Cybersexisme : quand les violences à l'école se poursuivent sur la toile

20% des filles font l'objet d'insultes en ligne en raison de leur apparence physique, selon l'Observatoire régional des violences faites aux femmes du Centre Hubertine Auclert, qui lance une campagne de sensibilisation.

©  Ian Allenden-123rf

Le harcèlement scolaire est une triste réalité qui touche près de 700 000 élèves chaque année en France. Généralement, les différences attisent la haine des camarades de classe, qui se transforment en bourreaux envers leur victime, parfois aussi sous forme de violences sexistes et sexuelles. Selon l'Observatoire régional des violences faites aux femmes du Centre Hubertine Auclert, les filles sont deux fois plus nombreuses que les garçons à déclarer avoir été victimes de moqueries en raison de leur comportement sexuel ou amoureux. Quand aux garçons, ils sont davantage exposés à des insultes homophobes qui remettent en question leur virilité. Ces rumeurs et insultent ont malheureusement tendance à continuer sur la toile : elles se poursuivent, s'amplifient et prennent des proportions difficiles à vivre pour ces adolescents qui en sont victimes. D'autant que les générations sont de plus en plus accros aux réseaux sociaux.

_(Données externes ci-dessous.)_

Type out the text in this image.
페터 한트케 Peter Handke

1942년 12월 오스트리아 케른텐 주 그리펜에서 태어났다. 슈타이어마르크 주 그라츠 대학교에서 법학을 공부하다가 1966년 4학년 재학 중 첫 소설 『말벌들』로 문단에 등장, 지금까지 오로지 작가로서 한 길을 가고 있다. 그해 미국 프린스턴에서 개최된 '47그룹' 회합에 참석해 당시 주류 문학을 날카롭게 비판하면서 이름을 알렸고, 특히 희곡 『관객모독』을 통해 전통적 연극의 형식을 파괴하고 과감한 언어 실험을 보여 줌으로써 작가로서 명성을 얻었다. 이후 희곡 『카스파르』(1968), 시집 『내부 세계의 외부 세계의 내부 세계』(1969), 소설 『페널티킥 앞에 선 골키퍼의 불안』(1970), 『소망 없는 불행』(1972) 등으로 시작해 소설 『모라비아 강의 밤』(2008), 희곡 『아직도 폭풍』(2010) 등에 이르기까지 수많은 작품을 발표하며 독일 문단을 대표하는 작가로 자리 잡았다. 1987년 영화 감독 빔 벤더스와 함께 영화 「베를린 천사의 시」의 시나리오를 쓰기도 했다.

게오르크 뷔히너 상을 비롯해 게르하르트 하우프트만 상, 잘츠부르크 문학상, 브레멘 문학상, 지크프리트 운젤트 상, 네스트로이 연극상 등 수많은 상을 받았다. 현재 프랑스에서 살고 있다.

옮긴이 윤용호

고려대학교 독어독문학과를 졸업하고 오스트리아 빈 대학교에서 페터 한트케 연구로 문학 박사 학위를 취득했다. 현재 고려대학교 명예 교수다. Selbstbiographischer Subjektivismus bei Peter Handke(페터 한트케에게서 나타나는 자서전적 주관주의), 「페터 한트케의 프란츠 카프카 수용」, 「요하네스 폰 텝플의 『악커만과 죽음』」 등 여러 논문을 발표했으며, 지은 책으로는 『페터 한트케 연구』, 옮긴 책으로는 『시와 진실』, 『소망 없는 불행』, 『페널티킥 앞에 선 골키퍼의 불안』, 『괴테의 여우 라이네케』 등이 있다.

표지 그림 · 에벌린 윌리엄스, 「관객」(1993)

Les filles, deux fois plus touchées par le cybersexisme que les garçons. Selon l'enquête, 20% des filles (contre 13 % des garçons) déclarent avoir  été insultées en ligne en raison de leur apparence physique (poids, taille...). Elles seraient d'ailleurs deux fois plus nombreuses à être visées par les rumeurs en ligne que leurs petits camarades (13,3% contre 6,3%). Et ce n'est pas tout : 17 % des filles (contre 11 % des garçons) ont aussi été confrontées à des cyberviolences à caractère sexuel par le biais de photos, de vidéos ou de textos envoyés sous la contrainte, diffusées sans leur accord, ou reçues sans en avoir eu l'envie, soit trois filles et deux garçons par classe. Si le cybersexisme touche particulièrement les filles, ce phénomène viral "contribue à imposer des normes de féminité et de masculinité aux deux sexes. A travers la diffusion de selfies dénudés, les garçons gagnent en popularité, et les filles sont jugées de manière négative et insultées", précise l'étude.

Les ados n'osent pas en parler. Le danger se trouve aussi dans l'invisibilité du cybersexisme. En effet, il prend forme dans un espace virtuel qui rend difficile son repérage et le contrôle des adultes, tout en favorisant l'anonymat des personnes qui se livrent à ces insultes. Il est en quelque sorte une continuité d'un harcèlement en milieu scolaire, qui prend alors une ampleur sur la toile et ne laisse aucun répit aux victimes. Par conséquent, le cybersexisme peut entraîner de nombreux bouleversements pour les adolescents qui en sont la cible : perte d'estime de soi, sentiment d'insécurité, désespoir, idées suicidaires, mise à l'écart à l'école, manque de concentration en classe, peur de l'école, exclusion et rupture des relations... En outre, peu d'entre eux osent parler de leur mal-être et se confient encore moins  à leurs parents, estimant que ces derniers ne comprennent pas ou ne prennent pas au sérieux ce qui se passe en ligne. 25 % n'en ont parlé à personne, et parmi ceux qui témoignent, 42 % le font auprès de leurs amis, 23 % auprès de leurs parents et 18 % auprès d'un responsable de l'établissement scolaire. 

#StopCybersexisme : la campagne de sensibilisation pour lutter contre le cybersexisme. Une large campagne de prévention est lancée ce 27 septembre à l'occasion de la journée contre le cybersexisme. Un spot TV sera diffusé dans les média, et un kit de sensibilisation sera mis à disposition des élèves dans 1 500 établissements du secondaire en France. Enfin, 1500 collégiens et lycéens participeront à un projet pilote de prévention afin de mettre fin aux idées reçues et aux stéréotypes véhiculés au sein des écoles.